Le commissaire aux droits de l’homme du Conseil de l’Europe, Michael O’Flaherty, a mis en lumière, le 22 avril 2026, la catastrophe humanitaire que subit la communauté rom sur le continent. Composée de 10 à 12 millions de personnes, cette population est l’une des plus discriminées en Europe.
« Les Roms et les gens du voyage en Europe subissent des violations généralisées de leurs droits humains », a alerté O’Flaherty. Son rapport, présenté aux pays membres, soulève des problématiques d'inégalités et de discriminations persistantes. Depuis sa prise de fonction en avril 2024, O’Flaherty s’est engagé à sensibiliser le public sur ces injustices, notamment à travers son ouvrage Les 12 millions ignorés, publié par le Conseil de l’Europe.

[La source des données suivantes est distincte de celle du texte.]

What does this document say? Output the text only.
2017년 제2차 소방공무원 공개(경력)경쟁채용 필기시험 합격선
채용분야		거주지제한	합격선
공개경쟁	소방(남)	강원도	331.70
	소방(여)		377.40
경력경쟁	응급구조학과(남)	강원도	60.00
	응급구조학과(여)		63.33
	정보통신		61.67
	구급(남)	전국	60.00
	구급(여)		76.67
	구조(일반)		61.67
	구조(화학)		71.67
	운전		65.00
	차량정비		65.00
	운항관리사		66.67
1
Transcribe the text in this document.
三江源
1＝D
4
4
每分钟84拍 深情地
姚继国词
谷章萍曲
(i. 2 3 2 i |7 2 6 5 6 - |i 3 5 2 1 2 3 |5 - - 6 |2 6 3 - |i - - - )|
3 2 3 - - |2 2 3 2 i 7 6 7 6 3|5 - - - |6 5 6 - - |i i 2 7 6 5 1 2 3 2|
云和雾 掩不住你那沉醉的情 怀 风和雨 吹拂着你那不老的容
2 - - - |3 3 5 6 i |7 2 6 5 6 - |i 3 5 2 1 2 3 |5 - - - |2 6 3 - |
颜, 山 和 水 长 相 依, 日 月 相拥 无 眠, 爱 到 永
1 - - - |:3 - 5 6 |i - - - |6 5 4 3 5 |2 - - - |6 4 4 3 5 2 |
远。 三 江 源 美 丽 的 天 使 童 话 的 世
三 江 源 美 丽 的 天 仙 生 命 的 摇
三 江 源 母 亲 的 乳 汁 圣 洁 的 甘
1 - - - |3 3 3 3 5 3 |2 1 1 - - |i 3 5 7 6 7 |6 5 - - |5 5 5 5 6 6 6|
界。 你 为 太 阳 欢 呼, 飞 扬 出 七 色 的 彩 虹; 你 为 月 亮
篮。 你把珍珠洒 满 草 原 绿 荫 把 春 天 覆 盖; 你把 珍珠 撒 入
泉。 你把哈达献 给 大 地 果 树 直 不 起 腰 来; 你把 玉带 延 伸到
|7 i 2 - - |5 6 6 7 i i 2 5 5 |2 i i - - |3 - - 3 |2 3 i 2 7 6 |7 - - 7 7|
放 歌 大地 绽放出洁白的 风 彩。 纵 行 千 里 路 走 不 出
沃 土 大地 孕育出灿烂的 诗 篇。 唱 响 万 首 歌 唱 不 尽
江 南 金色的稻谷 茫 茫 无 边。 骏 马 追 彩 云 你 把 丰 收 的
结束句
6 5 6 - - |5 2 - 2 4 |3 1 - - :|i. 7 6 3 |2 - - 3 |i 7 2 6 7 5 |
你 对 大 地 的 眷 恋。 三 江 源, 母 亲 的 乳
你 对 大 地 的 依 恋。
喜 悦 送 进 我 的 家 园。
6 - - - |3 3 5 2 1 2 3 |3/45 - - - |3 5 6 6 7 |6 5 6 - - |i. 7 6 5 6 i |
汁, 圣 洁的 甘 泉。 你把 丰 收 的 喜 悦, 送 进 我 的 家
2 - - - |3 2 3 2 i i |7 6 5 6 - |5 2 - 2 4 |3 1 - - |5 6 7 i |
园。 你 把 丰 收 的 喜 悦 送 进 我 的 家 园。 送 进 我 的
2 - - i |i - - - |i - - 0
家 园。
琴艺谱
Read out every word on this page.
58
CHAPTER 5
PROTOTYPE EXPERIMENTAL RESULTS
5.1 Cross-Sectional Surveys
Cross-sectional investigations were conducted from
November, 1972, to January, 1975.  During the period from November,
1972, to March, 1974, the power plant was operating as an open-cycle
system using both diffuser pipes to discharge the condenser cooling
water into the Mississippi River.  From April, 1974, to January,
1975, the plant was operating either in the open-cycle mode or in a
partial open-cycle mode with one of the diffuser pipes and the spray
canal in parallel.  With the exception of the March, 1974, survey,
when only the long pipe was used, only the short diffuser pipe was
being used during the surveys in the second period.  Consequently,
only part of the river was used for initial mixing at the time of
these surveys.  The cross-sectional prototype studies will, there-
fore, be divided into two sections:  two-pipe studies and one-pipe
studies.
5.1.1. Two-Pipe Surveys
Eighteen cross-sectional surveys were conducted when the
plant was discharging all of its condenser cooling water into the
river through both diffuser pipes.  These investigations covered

En 2014, le Conseil des droits de l’homme de l’ONU a souligné que les Roms faisaient face à une marginalisation séculaire. Cette situation touche tous les aspects de leur existence quotidienne, révèlent plusieurs études, y compris celle de l’Agence des droits fondamentaux de l’UE qui indique qu’en 2024, 17 % des Roms manquent d’accès à l'eau courante dans leur logement.
En France, le manque de recensement exact complique l’évaluation de leur nombre, estimé entre 300 000 et 500 000 personnes. La définition du terme « Roms », adopté par l’Union romani internationale, englobe de nombreux groupes dits tsiganes, ce qui rend la situation encore plus complexe.
Obstacles aux droits
Claire Hédon, défenseure des droits, a signalé, dans son rapport de 2021, que les droits fondamentaux des Roms sont souvent « entravés ». Elle indique que l'absence d'une domiciliation stable nuit à l'accès aux services essentiels. Environ 20 000 Roms vivent en bidonvilles en France, faisant face à des expulsions régulières, souvent sans solution de relogement, ce qui engendre un « nomadisme forcé ».
Par ailleurs, l’absence d’infrastructures de base, comme l’accès à l'eau ou l'électricité, entraîne des conditions de vie déplorables. Ces facteurs, couplés à des préjugés ancrés chez la population, aggravent la stigmatisation des Roms. Une étude de 2022 a révélé que 60 % des Français perçoivent les Roms comme un groupe social marginalisé.
Créer une « obligation européenne »
Dans sa stratégie pour 2026-2030, publiée en début d'année, le Conseil de l’Europe appelle à une action collective pour promouvoir les droits des Roms. Il insiste sur la nécessité de combattre les stéréotypes et de favoriser une réelle participation des Roms à la vie publique. La gouvernance démocratique doit être renforcée, tout comme les droits à l'éducation, à l'emploi et à la santé.
En conclusion, le Conseil de l’Europe exhorte les États à garantir des droits égaux et à respecter les normes juridiques existantes afin de faire de la protection des Roms une « obligation européenne commune ». La voix des Roms doit être entendue pour construire un avenir inclusif et respectueux pour tous.